Parallel to the 410(k) scam. The rentiers take a cut for "managing" our plans, but the market is such a lemon market for us that management isn't really possible. So they shift risk onto our shoulders, take a cut, and then to add insult to injury, structure our "choices" so we get nothing for the cut they take. Note also that "the paradox of choice" shows that too many choices make people unhappy.
This is completely understandable. Selecting the best insurance plan requires not only significant knowledge about every component of insurance, but also the ability to accurately predict the likelihood of future medical needs.
"Well, I think I'll postpone that kidney transplant a couple of years; kidney futures aren't looking so good right now...."
The other important number is 89 percent, that is the number of workers who choose to stick with the same plan year after year. This is in large part because many find the process so daunting.
A market where very few have the knowledge of what is the best bargain and where almost no one ever even tries to shop around simply can’t be effective. Looking at other countries where there is a “market” for health insurance indicates this will be a real problem. In Switzerland almost no one ever changes plans even though standardization makes it much easier to comparison shop* than it will be here under Obamacare.
The way the “technocrats” claim the exchanges will be used and the way they will actually be used is likely to be very different.
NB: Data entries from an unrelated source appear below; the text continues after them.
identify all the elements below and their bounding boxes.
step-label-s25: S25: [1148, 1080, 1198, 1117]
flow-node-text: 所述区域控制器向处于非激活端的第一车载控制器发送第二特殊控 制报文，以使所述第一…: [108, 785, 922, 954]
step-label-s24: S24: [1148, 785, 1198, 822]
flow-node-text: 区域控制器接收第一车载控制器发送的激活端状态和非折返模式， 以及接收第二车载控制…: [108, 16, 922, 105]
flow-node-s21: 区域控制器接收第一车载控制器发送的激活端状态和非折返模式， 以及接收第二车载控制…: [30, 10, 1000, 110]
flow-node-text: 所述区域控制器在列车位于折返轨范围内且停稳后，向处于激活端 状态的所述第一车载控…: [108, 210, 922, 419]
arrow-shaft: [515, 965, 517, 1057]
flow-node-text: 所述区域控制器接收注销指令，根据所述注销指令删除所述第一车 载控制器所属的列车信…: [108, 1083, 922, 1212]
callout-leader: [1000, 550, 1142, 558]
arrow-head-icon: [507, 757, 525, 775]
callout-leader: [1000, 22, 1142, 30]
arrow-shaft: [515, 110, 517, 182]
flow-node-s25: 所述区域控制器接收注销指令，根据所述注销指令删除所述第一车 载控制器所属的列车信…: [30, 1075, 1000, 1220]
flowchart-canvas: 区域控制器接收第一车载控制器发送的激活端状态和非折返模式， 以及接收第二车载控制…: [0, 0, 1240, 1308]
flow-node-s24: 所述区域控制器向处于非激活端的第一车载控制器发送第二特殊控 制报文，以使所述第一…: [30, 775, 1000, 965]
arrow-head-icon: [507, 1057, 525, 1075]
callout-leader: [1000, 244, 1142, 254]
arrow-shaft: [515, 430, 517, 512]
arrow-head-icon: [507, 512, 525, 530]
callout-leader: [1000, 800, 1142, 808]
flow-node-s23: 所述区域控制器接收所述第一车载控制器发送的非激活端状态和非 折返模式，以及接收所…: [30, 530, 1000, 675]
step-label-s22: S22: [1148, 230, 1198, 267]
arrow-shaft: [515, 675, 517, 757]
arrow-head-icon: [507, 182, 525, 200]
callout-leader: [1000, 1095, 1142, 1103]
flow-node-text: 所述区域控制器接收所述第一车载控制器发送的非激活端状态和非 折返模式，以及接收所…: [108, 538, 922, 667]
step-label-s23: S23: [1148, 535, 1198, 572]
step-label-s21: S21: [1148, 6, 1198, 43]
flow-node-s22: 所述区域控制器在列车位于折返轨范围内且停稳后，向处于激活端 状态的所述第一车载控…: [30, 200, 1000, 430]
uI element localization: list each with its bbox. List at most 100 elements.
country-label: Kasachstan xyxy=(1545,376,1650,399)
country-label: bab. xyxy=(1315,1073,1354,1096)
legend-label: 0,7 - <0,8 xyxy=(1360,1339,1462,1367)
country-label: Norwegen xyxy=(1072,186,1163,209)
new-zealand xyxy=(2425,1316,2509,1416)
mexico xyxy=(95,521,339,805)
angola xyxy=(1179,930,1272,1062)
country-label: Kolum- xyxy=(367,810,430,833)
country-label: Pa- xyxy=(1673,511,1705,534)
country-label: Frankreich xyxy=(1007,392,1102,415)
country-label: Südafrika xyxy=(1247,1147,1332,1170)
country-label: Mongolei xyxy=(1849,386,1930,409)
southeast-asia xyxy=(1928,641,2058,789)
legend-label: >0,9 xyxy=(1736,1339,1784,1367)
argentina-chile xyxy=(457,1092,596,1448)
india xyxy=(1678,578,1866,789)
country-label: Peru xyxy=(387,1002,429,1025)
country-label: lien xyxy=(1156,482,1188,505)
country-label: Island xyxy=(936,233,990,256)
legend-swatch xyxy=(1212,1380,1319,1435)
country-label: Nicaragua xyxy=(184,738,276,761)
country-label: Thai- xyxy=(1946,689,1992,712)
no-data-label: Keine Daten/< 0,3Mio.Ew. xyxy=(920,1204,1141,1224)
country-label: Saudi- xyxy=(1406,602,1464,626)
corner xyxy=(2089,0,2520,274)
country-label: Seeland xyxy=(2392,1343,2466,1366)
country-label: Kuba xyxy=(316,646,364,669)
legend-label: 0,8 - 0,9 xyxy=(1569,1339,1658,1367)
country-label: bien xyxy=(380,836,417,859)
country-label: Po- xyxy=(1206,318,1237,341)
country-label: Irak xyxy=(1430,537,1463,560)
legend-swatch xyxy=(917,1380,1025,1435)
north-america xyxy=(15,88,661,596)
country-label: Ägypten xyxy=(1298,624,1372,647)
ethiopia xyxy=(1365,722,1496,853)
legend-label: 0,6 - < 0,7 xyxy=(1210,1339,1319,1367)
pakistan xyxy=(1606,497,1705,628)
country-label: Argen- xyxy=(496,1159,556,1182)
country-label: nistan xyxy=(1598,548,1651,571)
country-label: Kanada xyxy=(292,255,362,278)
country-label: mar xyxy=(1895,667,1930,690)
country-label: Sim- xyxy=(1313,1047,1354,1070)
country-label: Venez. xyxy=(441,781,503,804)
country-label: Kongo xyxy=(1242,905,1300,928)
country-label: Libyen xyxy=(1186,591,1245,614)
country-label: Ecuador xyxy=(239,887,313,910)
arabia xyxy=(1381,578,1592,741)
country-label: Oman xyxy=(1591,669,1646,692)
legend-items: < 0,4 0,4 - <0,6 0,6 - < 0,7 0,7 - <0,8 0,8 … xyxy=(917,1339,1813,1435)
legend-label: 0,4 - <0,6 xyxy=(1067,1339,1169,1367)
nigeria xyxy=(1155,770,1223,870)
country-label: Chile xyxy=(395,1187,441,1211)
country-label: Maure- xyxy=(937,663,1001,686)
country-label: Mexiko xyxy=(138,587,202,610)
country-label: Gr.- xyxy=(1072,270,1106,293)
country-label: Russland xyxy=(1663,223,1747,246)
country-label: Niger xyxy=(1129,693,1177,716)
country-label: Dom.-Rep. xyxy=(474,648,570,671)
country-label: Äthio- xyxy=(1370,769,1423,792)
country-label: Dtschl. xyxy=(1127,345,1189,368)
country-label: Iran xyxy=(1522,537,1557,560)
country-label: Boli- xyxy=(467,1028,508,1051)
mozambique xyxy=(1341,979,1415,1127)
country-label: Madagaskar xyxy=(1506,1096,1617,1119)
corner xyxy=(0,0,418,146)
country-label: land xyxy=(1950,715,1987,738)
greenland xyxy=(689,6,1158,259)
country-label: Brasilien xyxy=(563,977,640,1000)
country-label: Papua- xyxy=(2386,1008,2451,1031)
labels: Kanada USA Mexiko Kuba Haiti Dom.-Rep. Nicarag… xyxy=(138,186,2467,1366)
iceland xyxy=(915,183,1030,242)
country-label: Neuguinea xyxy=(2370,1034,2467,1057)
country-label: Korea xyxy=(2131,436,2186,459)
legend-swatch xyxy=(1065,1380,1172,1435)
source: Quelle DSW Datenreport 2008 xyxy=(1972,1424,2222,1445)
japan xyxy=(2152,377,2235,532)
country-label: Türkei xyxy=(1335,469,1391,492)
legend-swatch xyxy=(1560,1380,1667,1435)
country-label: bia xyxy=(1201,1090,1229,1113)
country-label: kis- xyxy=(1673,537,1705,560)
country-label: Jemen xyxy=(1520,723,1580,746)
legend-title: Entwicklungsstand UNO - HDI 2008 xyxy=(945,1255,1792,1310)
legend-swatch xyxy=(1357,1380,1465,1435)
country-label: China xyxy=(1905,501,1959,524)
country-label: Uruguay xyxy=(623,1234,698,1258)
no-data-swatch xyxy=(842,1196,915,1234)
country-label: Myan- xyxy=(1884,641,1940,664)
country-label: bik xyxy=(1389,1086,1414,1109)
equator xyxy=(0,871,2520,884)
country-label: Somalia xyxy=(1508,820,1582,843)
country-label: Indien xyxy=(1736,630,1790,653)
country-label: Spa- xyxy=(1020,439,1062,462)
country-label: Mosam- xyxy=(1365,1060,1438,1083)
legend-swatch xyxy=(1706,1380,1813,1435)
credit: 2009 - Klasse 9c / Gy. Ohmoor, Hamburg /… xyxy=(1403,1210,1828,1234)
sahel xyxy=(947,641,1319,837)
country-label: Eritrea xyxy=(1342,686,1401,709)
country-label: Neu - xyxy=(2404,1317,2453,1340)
Health insurance plans are extremely complex, and expecting millions of people to every year to successfully spend days researching/shopping for their best plan is simply not believable.
If that was indeed the "expectation," as opposed to the rationalization for another decade or two of looting, which, under The Sachs Conjecture, is what it would be. In general, technocrats and "progressives" tend to assume good faith on the part of all actors, as Walker does here.Pas si bete.
NOTE * If I understand this correctly,
citizens consumers will comparison shop in the health exchanges on the basis of actuarial values, which though expressed in dollar terms, really are not commensurate in terms of services delivered.
NOTE "Patient engagement" -- another form of risk-shifting -- has similar problems.
UPDATE Adding, Walker is assuming people don't understand that health insurance is a defective product. But if I had insurance, and if it had worked at all for me, I wouldn't change, because the odds would be that the good plan is the exception, not the rule.